Il ritorno dell’alta pressione e le sue conseguenze
Un potente anticiclone subtropicale sta influenzando il Mediterraneo centrale, portando un clima che richiama più l’autunno che l’inverno. Nebbia e deboli gelate interesseranno le pianure, mentre le zone collinari e montane godranno di giornate soleggiate e temperature sopra la media stagionale. Questa configurazione è destinata a persistere almeno fino al 19 dicembre , quando il dominio dell’alta pressione potrebbe lasciare spazio a una perturbazione più significativa.

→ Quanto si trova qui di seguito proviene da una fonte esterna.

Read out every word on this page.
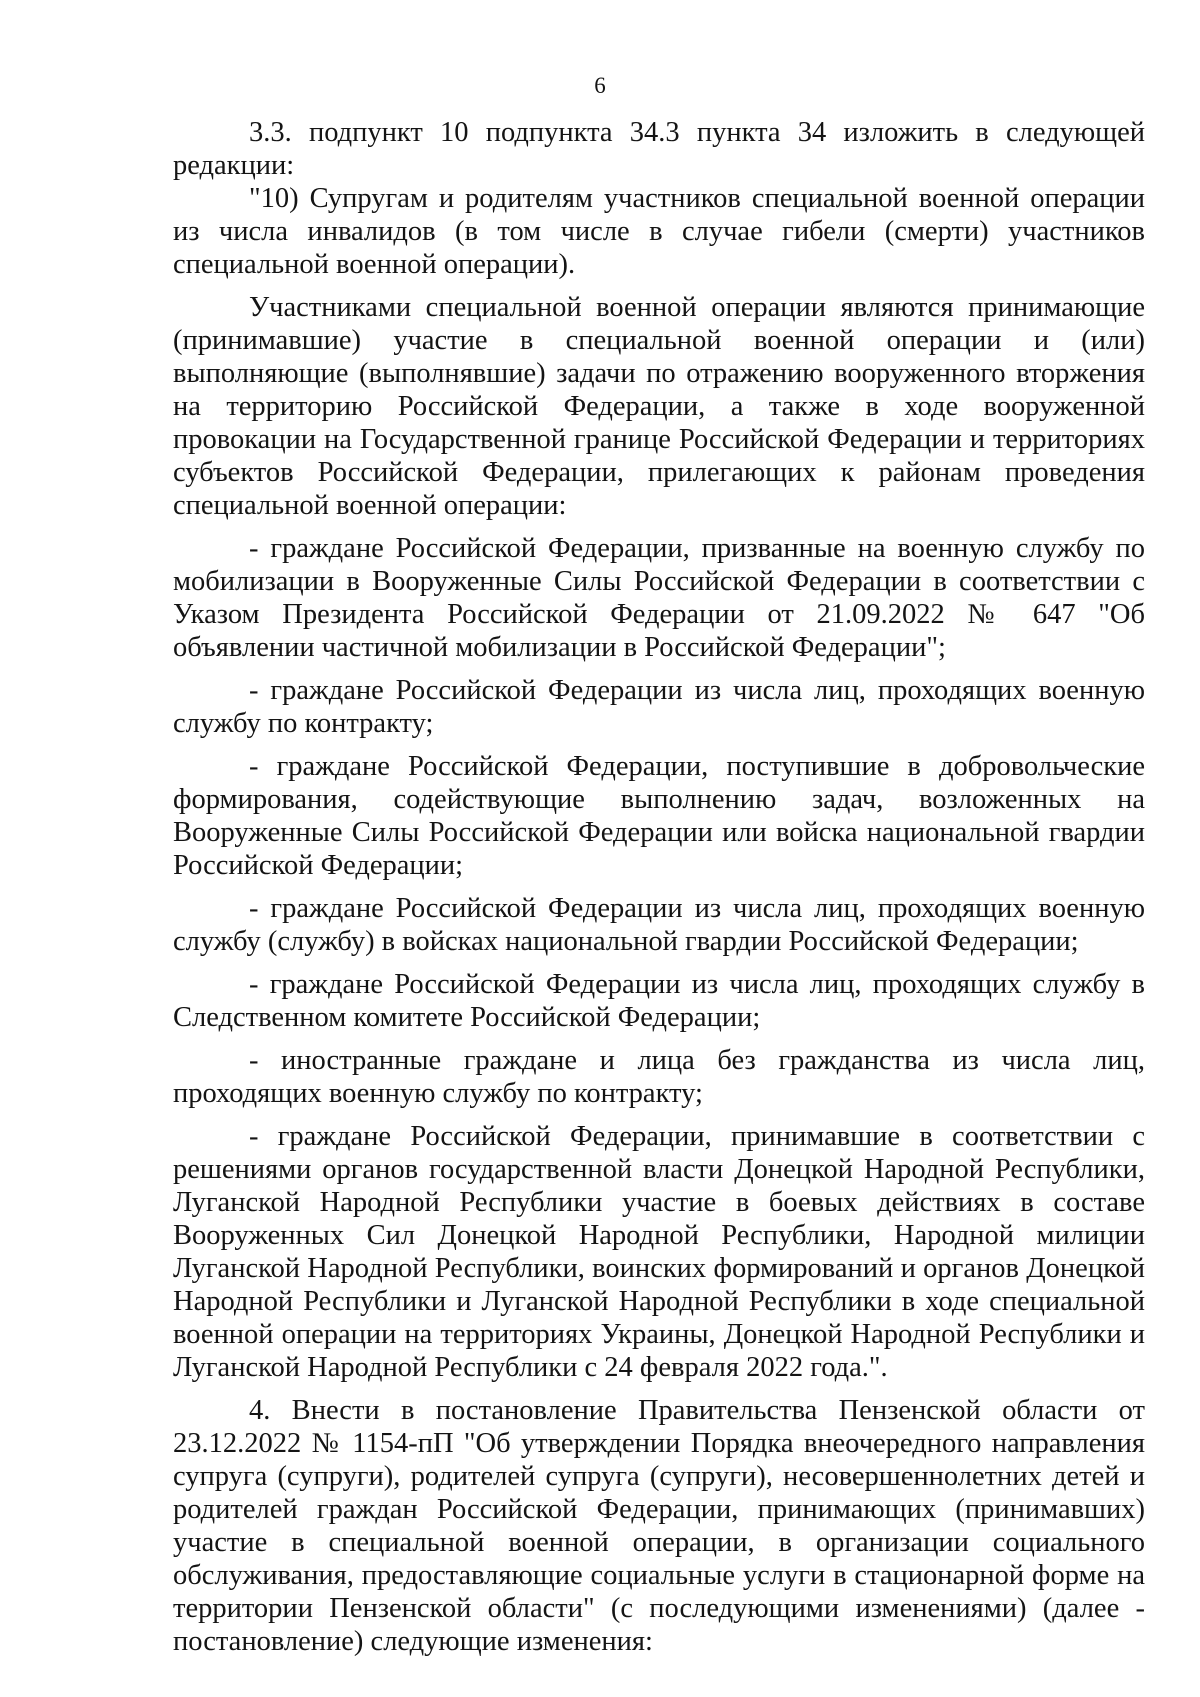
6

3.3. подпункт 10 подпункта 34.3 пункта 34 изложить в следующей редакции:

"10) Супругам и родителям участников специальной военной операции из числа инвалидов (в том числе в случае гибели (смерти) участников специальной военной операции).

Участниками специальной военной операции являются принимающие (принимавшие) участие в специальной военной операции и (или) выполняющие (выполнявшие) задачи по отражению вооруженного вторжения на территорию Российской Федерации, а также в ходе вооруженной провокации на Государственной границе Российской Федерации и территориях субъектов Российской Федерации, прилегающих к районам проведения специальной военной операции:

- граждане Российской Федерации, призванные на военную службу по мобилизации в Вооруженные Силы Российской Федерации в соответствии с Указом Президента Российской Федерации от 21.09.2022 № 647 "Об объявлении частичной мобилизации в Российской Федерации";

- граждане Российской Федерации из числа лиц, проходящих военную службу по контракту;

- граждане Российской Федерации, поступившие в добровольческие формирования, содействующие выполнению задач, возложенных на Вооруженные Силы Российской Федерации или войска национальной гвардии Российской Федерации;

- граждане Российской Федерации из числа лиц, проходящих военную службу (службу) в войсках национальной гвардии Российской Федерации;

- граждане Российской Федерации из числа лиц, проходящих службу в Следственном комитете Российской Федерации;

- иностранные граждане и лица без гражданства из числа лиц, проходящих военную службу по контракту;

- граждане Российской Федерации, принимавшие в соответствии с решениями органов государственной власти Донецкой Народной Республики, Луганской Народной Республики участие в боевых действиях в составе Вооруженных Сил Донецкой Народной Республики, Народной милиции Луганской Народной Республики, воинских формирований и органов Донецкой Народной Республики и Луганской Народной Республики в ходе специальной военной операции на территориях Украины, Донецкой Народной Республики и Луганской Народной Республики с 24 февраля 2022 года.".

4. Внести в постановление Правительства Пензенской области от 23.12.2022 № 1154-пП "Об утверждении Порядка внеочередного направления супруга (супруги), родителей супруга (супруги), несовершеннолетних детей и родителей граждан Российской Федерации, принимающих (принимавших) участие в специальной военной операции, в организации социального обслуживания, предоставляющие социальные услуги в стационарной форме на территории Пензенской области" (с последующими изменениями) (далее - постановление) следующие изменения:
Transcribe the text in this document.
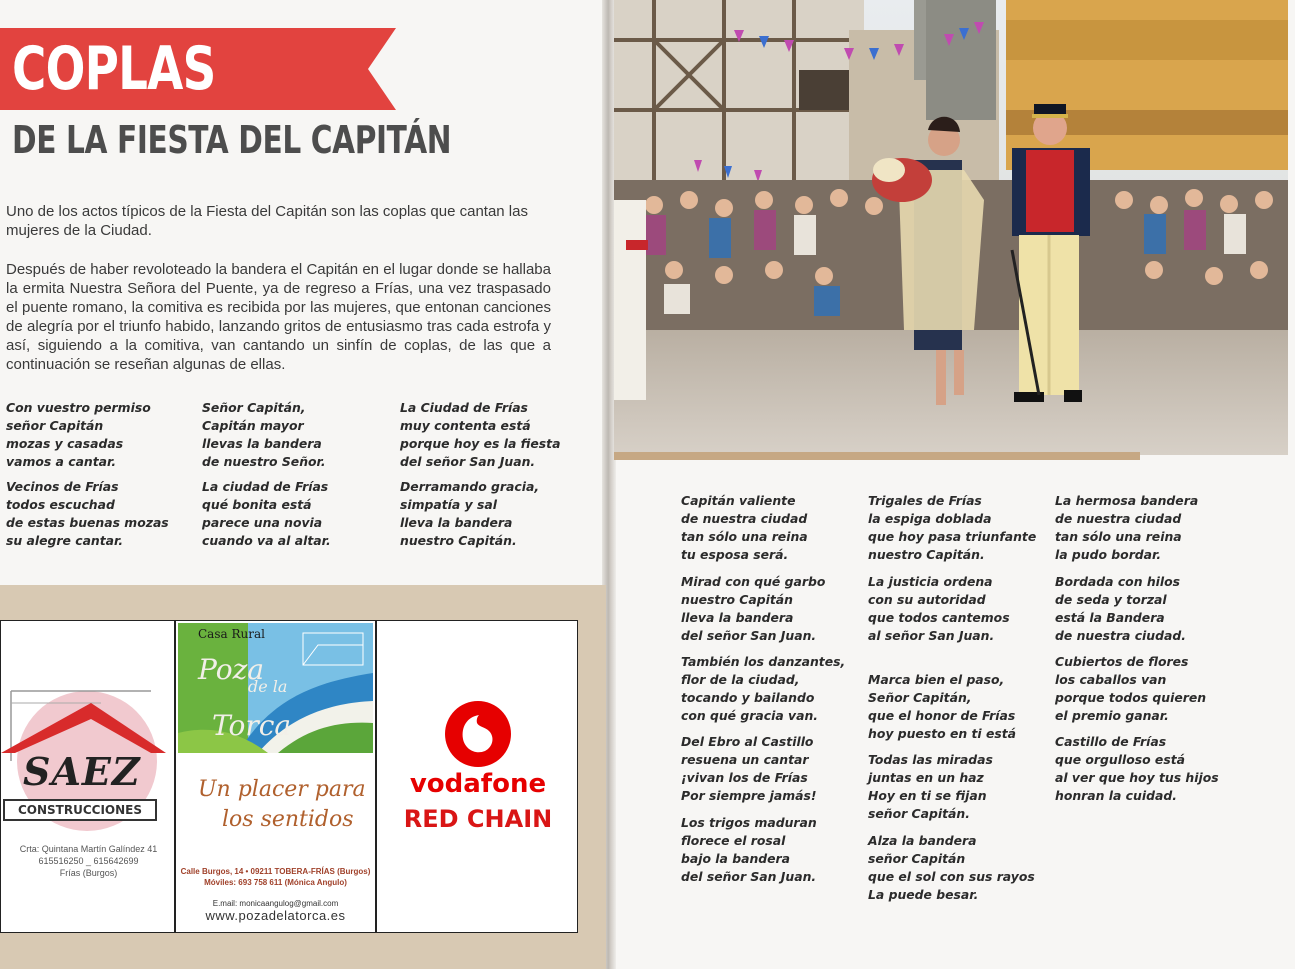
COPLAS
DE LA FIESTA DEL CAPITÁN

Uno de los actos típicos de la Fiesta del Capitán son las coplas que cantan las mujeres de la Ciudad.

Después de haber revoloteado la bandera el Capitán en el lugar donde se hallaba la ermita Nuestra Señora del Puente, ya de regreso a Frías, una vez traspasado el puente romano, la comitiva es recibida por las mujeres, que entonan canciones de alegría por el triunfo habido, lanzando gritos de entusiasmo tras cada estrofa y así, siguiendo a la comitiva, van cantando un sinfín de coplas, de las que a continuación se reseñan algunas de ellas.

Con vuestro permiso
señor Capitán
mozas y casadas
vamos a cantar.
Señor Capitán,
Capitán mayor
llevas la bandera
de nuestro Señor.
La Ciudad de Frías
muy contenta está
porque hoy es la fiesta
del señor San Juan.
Vecinos de Frías
todos escuchad
de estas buenas mozas
su alegre cantar.
La ciudad de Frías
qué bonita está
parece una novia
cuando va al altar.
Derramando gracia,
simpatía y sal
lleva la bandera
nuestro Capitán.
SAEZ
CONSTRUCCIONES
Crta: Quintana Martín Galíndez 41
615516250 _ 615642699
Frías (Burgos)
Casa Rural
Poza
de la
Torca
Un placer para
los sentidos
Calle Burgos, 14 • 09211 TOBERA-FRÍAS (Burgos)
Móviles: 693 758 611 (Mónica Angulo)
E.mail: monicaangulog@gmail.com
www.pozadelatorca.es
vodafone
RED CHAIN
Capitán valiente
de nuestra ciudad
tan sólo una reina
tu esposa será.
Mirad con qué garbo
nuestro Capitán
lleva la bandera
del señor San Juan.
También los danzantes,
flor de la ciudad,
tocando y bailando
con qué gracia van.
Del Ebro al Castillo
resuena un cantar
¡vivan los de Frías
Por siempre jamás!
Los trigos maduran
florece el rosal
bajo la bandera
del señor San Juan.
Trigales de Frías
la espiga doblada
que hoy pasa triunfante
nuestro Capitán.
La justicia ordena
con su autoridad
que todos cantemos
al señor San Juan.
Marca bien el paso,
Señor Capitán,
que el honor de Frías
hoy puesto en ti está
Todas las miradas
juntas en un haz
Hoy en ti se fijan
señor Capitán.
Alza la bandera
señor Capitán
que el sol con sus rayos
La puede besar.
La hermosa bandera
de nuestra ciudad
tan sólo una reina
la pudo bordar.
Bordada con hilos
de seda y torzal
está la Bandera
de nuestra ciudad.
Cubiertos de flores
los caballos van
porque todos quieren
el premio ganar.
Castillo de Frías
que orgulloso está
al ver que hoy tus hijos
honran la cuidad.
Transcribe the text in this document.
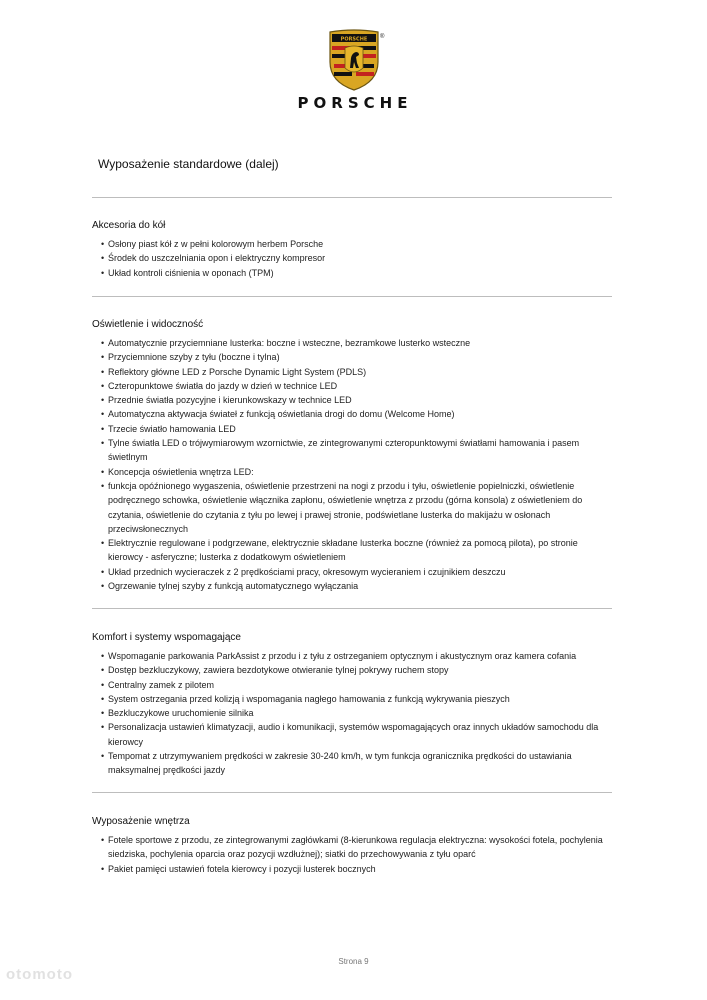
PORSCHE ®
PORSCHE
Wyposażenie standardowe (dalej)
Akcesoria do kół
• Osłony piast kół z w pełni kolorowym herbem Porsche
• Środek do uszczelniania opon i elektryczny kompresor
• Układ kontroli ciśnienia w oponach (TPM)
Oświetlenie i widoczność
• Automatycznie przyciemniane lusterka: boczne i wsteczne, bezramkowe lusterko wsteczne
• Przyciemnione szyby z tyłu (boczne i tylna)
• Reflektory główne LED z Porsche Dynamic Light System (PDLS)
• Czteropunktowe światła do jazdy w dzień w technice LED
• Przednie światła pozycyjne i kierunkowskazy w technice LED
• Automatyczna aktywacja świateł z funkcją oświetlania drogi do domu (Welcome Home)
• Trzecie światło hamowania LED
• Tylne światła LED o trójwymiarowym wzornictwie, ze zintegrowanymi czteropunktowymi światłami hamowania i pasem świetlnym
• Koncepcja oświetlenia wnętrza LED:
• funkcja opóźnionego wygaszenia, oświetlenie przestrzeni na nogi z przodu i tyłu, oświetlenie popielniczki, oświetlenie podręcznego schowka, oświetlenie włącznika zapłonu, oświetlenie wnętrza z przodu (górna konsola) z oświetleniem do czytania, oświetlenie do czytania z tyłu po lewej i prawej stronie, podświetlane lusterka do makijażu w osłonach przeciwsłonecznych
• Elektrycznie regulowane i podgrzewane, elektrycznie składane lusterka boczne (również za pomocą pilota), po stronie kierowcy - asferyczne; lusterka z dodatkowym oświetleniem
• Układ przednich wycieraczek z 2 prędkościami pracy, okresowym wycieraniem i czujnikiem deszczu
• Ogrzewanie tylnej szyby z funkcją automatycznego wyłączania
Komfort i systemy wspomagające
• Wspomaganie parkowania ParkAssist z przodu i z tyłu z ostrzeganiem optycznym i akustycznym oraz kamera cofania
• Dostęp bezkluczykowy, zawiera bezdotykowe otwieranie tylnej pokrywy ruchem stopy
• Centralny zamek z pilotem
• System ostrzegania przed kolizją i wspomagania nagłego hamowania z funkcją wykrywania pieszych
• Bezkluczykowe uruchomienie silnika
• Personalizacja ustawień klimatyzacji, audio i komunikacji, systemów wspomagających oraz innych układów samochodu dla kierowcy
• Tempomat z utrzymywaniem prędkości w zakresie 30-240 km/h, w tym funkcja ogranicznika prędkości do ustawiania maksymalnej prędkości jazdy
Wyposażenie wnętrza
• Fotele sportowe z przodu, ze zintegrowanymi zagłówkami (8-kierunkowa regulacja elektryczna: wysokości fotela, pochylenia siedziska, pochylenia oparcia oraz pozycji wzdłużnej); siatki do przechowywania z tyłu oparć
• Pakiet pamięci ustawień fotela kierowcy i pozycji lusterek bocznych
Strona 9
otomoto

Previsioni per la fine settimana
Il fine settimana vedrà un’alternanza di nebbia e sole a seconda della quota:
- Pianura: la nebbia sarà prevalente, con cieli grigi che solo occasionalmente lasceranno spazio a schiarite. Le temperature diurne si attesteranno tra i 5 ei 7 gradi , mentre di notte saranno prossimi allo zero.
- Collina e montagna: sopra gli 800 metri, le giornate saranno prevalentemente soleggiate, con massime attorno ai 10-12 gradi , un clima mite che accelererà lo scioglimento della neve presente.
Aria stagnante e polveri sottili
L’alta pressione favorirà un peggioramento della qualità dell’aria in pianura. L’assenza di vento e la presenza di nebbia concentreranno le polveri sottili , rendendo l’aria particolarmente pesante e malsana, soprattutto nei centri urbani.
Verso il solstizio: attesa per il maltempo
Tra il 21 e il 22 dicembre , subito dopo il solstizio d’inverno , è previsto il passaggio di una perturbazione significativa. Ciò porterà:
- Piogge abbondanti in pianura , utili per ridurre l’inquinamento atmosferico.
- Nevicate sopra i 1000 metri , con accumuli importanti, sebbene una citazione più elevata rispetto agli eventi precedenti.
Una nuova normalità climatica
Negli ultimi dieci anni, la formazione di anticicloni invernali subtropicali è diventata una costante. Questo fenomeno ha modificato la percezione della stagione fredda, con temperature medie più alte di 2-3 gradi rispetto al passato, una sostanziale assenza di gelo e una presentata degli eventi nevosi in pianura. Il clima invernale tradizionale sembra ormai un lontano ricordo.